Charter offered $132.50 per share in a cash and stock deal last month that was rejected as too low. Officials at the company did not respond to a request for comment.
SPORTS NETWORKS
Talks between Comcast and Time Warner Cable started about a year ago, but negotiations gathered pace in recent weeks, people familiar with the matter said. Time Warner Cable had told Comcast it considered Comcast to be its preferred buyer once Charter had approached them, the sources said.
Comcast had also been in talks with Charter about the possibility of carving up Time Warner Cable markets, but opted not to participate in a hostile situation, the people said.

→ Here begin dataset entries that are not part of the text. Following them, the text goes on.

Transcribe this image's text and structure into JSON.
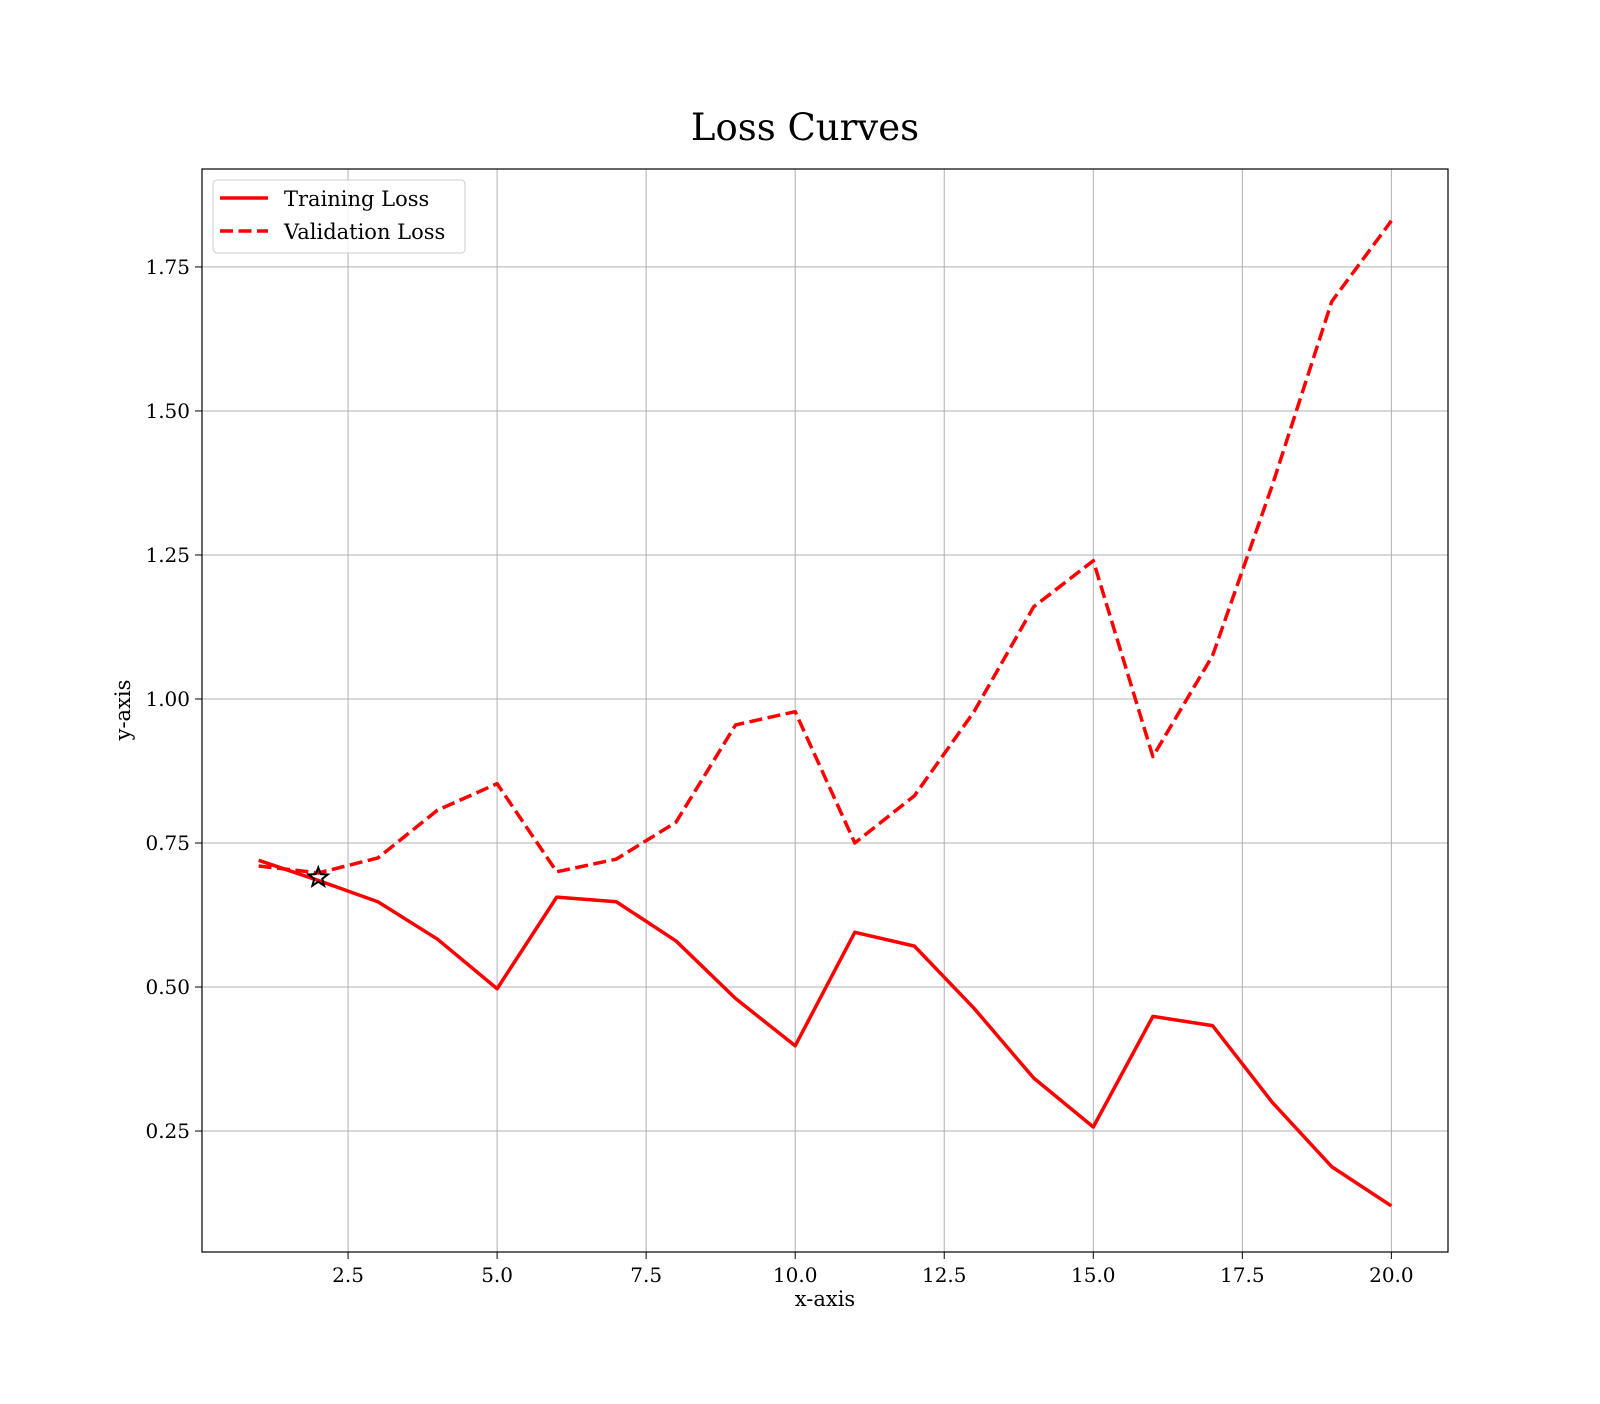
{
  "chart_data": {
    "type": "line",
    "title": "Loss Curves",
    "xlabel": "x-axis",
    "ylabel": "y-axis",
    "xlim": [
      0.05,
      20.95
    ],
    "ylim": [
      0.04,
      1.92
    ],
    "xticks": [
      2.5,
      5.0,
      7.5,
      10.0,
      12.5,
      15.0,
      17.5,
      20.0
    ],
    "xtick_labels": [
      "2.5",
      "5.0",
      "7.5",
      "10.0",
      "12.5",
      "15.0",
      "17.5",
      "20.0"
    ],
    "yticks": [
      0.25,
      0.5,
      0.75,
      1.0,
      1.25,
      1.5,
      1.75
    ],
    "ytick_labels": [
      "0.25",
      "0.50",
      "0.75",
      "1.00",
      "1.25",
      "1.50",
      "1.75"
    ],
    "grid": true,
    "legend_position": "top-left",
    "x": [
      1,
      2,
      3,
      4,
      5,
      6,
      7,
      8,
      9,
      10,
      11,
      12,
      13,
      14,
      15,
      16,
      17,
      18,
      19,
      20
    ],
    "series": [
      {
        "name": "Training Loss",
        "color": "#ff0000",
        "style": "solid",
        "values": [
          0.72,
          0.685,
          0.648,
          0.583,
          0.497,
          0.656,
          0.648,
          0.58,
          0.48,
          0.398,
          0.595,
          0.571,
          0.463,
          0.342,
          0.257,
          0.449,
          0.433,
          0.3,
          0.188,
          0.12
        ]
      },
      {
        "name": "Validation Loss",
        "color": "#ff0000",
        "style": "dashed",
        "values": [
          0.71,
          0.698,
          0.724,
          0.807,
          0.853,
          0.7,
          0.722,
          0.786,
          0.955,
          0.978,
          0.75,
          0.832,
          0.978,
          1.16,
          1.24,
          0.9,
          1.075,
          1.37,
          1.69,
          1.83
        ]
      }
    ],
    "marker": {
      "x": 2,
      "y": 0.69,
      "color": "#000000",
      "shape": "star-icon"
    }
  }
}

Comcast also likely was attracted to Time Warner Cable's two regional sports networks in Los Angeles, where it has spent billions on local TV rights for LA Lakers basketball and LA Dodgers baseball.
The deal would be a coup for Time Warner Cable Chief Executive Rob Marcus, who just ascended to the top job on Jan 1. Filings show that the former mergers and acquisitions attorney is set to pocket $50 million if Time Warner Cable is sold and he is replaced while he is CEO.
J.P. Morgan, Paul J. Taubman, and Barclays Plc acted as financial advisors to Comcast. Morgan Stanley, Allen & Company, Citigroup and Centerview Partners are financial advisors to Time Warner Cable on the deal.